AUTHOR=Matilla Lara , Garaikoetxea Mattie , Arrieta Vanessa , García-Peña Amaia , Fernández-Celis Amaya , Navarro Adela , Gainza Alicia , Álvarez Virginia , Sádaba Rafael , Jover Eva , López-Andrés Natalia 

TITLE=Sex-Differences in Aortic Stenosis: Mechanistic Insights and Clinical Implications

JOURNAL=Frontiers in Cardiovascular Medicine

VOLUME=Volume 9 - 2022

YEAR=2022

URL=https://www.frontiersin.org/journals/cardiovascular-medicine/articles/10.3389/fcvm.2022.818371

DOI=10.3389/fcvm.2022.818371

ISSN=2297-055X

ABSTRACT=Objective: We aim to analyse sex-specific differences in aortic valves (AVs) and valve interstitial cells (VICs) from aortic stenosis (AS) patients.
Approach and Results: 238 patients with severe AS undergoing surgical valve replacement were recruited. 202 AVs (39.1% women) were used for ex vivo analyses and 36 AVs (33.3% women) for in vitro experiments. AVs from men presented increased levels of the inflammatory molecules interleukin (IL)-1b, IL-6, Rantes and CD45. Oxidative stress (eNOS, myeloperoxidase, malondialdehyde and nitrotyrosine) was upregulated in male AVs. Concerning fibrosis, similar levels of collagen type I, decreased levels of collagen type III and enhanced fibronectin, active Lox-1 and syndecan-1 expressions were found in AVs from men compared with women. Extracellular matrix (ECM) remodelling was characterized by reduced metalloproteinase-1 and 9 expression and increased tissue inhibitor of metalloproteinase-2 expression in male AVs. Importantly, osteogenic markers (bone morphogenetic protein-9, Rank-L, osteopontin, periostin, osteocalcin and Sox-9) and apoptosis (Bax, Caspase 3, p53 and PARP1) were enhanced in AVs from men as compared to women.
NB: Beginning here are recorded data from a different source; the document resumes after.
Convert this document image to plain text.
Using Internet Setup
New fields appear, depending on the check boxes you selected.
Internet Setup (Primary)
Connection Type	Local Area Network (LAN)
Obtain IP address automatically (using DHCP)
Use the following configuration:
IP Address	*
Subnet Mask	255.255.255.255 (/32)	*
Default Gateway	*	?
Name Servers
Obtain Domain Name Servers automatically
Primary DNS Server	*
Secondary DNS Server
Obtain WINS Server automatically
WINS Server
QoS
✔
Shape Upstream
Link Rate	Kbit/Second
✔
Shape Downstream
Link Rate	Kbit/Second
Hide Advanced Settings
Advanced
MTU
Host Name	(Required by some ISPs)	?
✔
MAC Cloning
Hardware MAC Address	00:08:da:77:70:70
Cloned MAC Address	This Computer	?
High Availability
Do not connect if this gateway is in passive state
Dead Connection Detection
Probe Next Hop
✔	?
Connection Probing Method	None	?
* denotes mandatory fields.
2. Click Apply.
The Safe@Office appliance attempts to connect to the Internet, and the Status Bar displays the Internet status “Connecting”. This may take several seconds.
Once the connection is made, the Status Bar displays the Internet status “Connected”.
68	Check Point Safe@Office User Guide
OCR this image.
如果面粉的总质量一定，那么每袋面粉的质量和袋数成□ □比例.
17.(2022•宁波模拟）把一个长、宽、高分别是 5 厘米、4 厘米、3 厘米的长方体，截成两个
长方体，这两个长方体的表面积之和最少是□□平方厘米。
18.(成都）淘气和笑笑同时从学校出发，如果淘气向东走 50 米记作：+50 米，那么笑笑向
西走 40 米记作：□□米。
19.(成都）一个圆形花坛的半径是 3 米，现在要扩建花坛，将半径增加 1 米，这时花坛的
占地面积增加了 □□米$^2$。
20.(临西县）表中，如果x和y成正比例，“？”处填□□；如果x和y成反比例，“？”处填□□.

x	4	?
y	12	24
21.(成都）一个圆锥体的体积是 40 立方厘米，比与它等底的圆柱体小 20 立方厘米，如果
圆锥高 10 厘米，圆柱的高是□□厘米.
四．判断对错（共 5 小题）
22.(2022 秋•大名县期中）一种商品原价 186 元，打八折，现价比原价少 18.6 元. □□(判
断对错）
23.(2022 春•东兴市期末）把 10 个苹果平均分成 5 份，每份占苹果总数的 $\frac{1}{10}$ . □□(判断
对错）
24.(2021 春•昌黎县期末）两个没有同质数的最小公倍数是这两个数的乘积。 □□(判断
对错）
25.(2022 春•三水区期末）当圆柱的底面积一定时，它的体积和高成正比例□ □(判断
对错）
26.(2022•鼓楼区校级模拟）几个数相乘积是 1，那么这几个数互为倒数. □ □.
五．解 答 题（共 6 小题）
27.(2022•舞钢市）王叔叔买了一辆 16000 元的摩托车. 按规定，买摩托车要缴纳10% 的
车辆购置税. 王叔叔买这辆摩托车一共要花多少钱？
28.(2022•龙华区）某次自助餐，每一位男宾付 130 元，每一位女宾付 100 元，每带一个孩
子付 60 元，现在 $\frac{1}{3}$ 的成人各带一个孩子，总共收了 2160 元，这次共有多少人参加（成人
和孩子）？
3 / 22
Isolated male VICs presented higher myofibroblast-like phenotype than female VICs. Male VICs exhibited increased inflammatory, oxidative stress, fibrotic, apoptosis and osteogenic differentiation markers.
Conclusions: Our results suggest that the mechanisms driving the pathogenesis of AS could be different in men and women. Male AVs and isolated VICs presented more inflammation, oxidative stress, ECM remodelling and calcification as compared to those from women. A better knowledge of the pathophysiological pathways in AVs and VICs will allow the development of sex-specific options for the treatment of AS.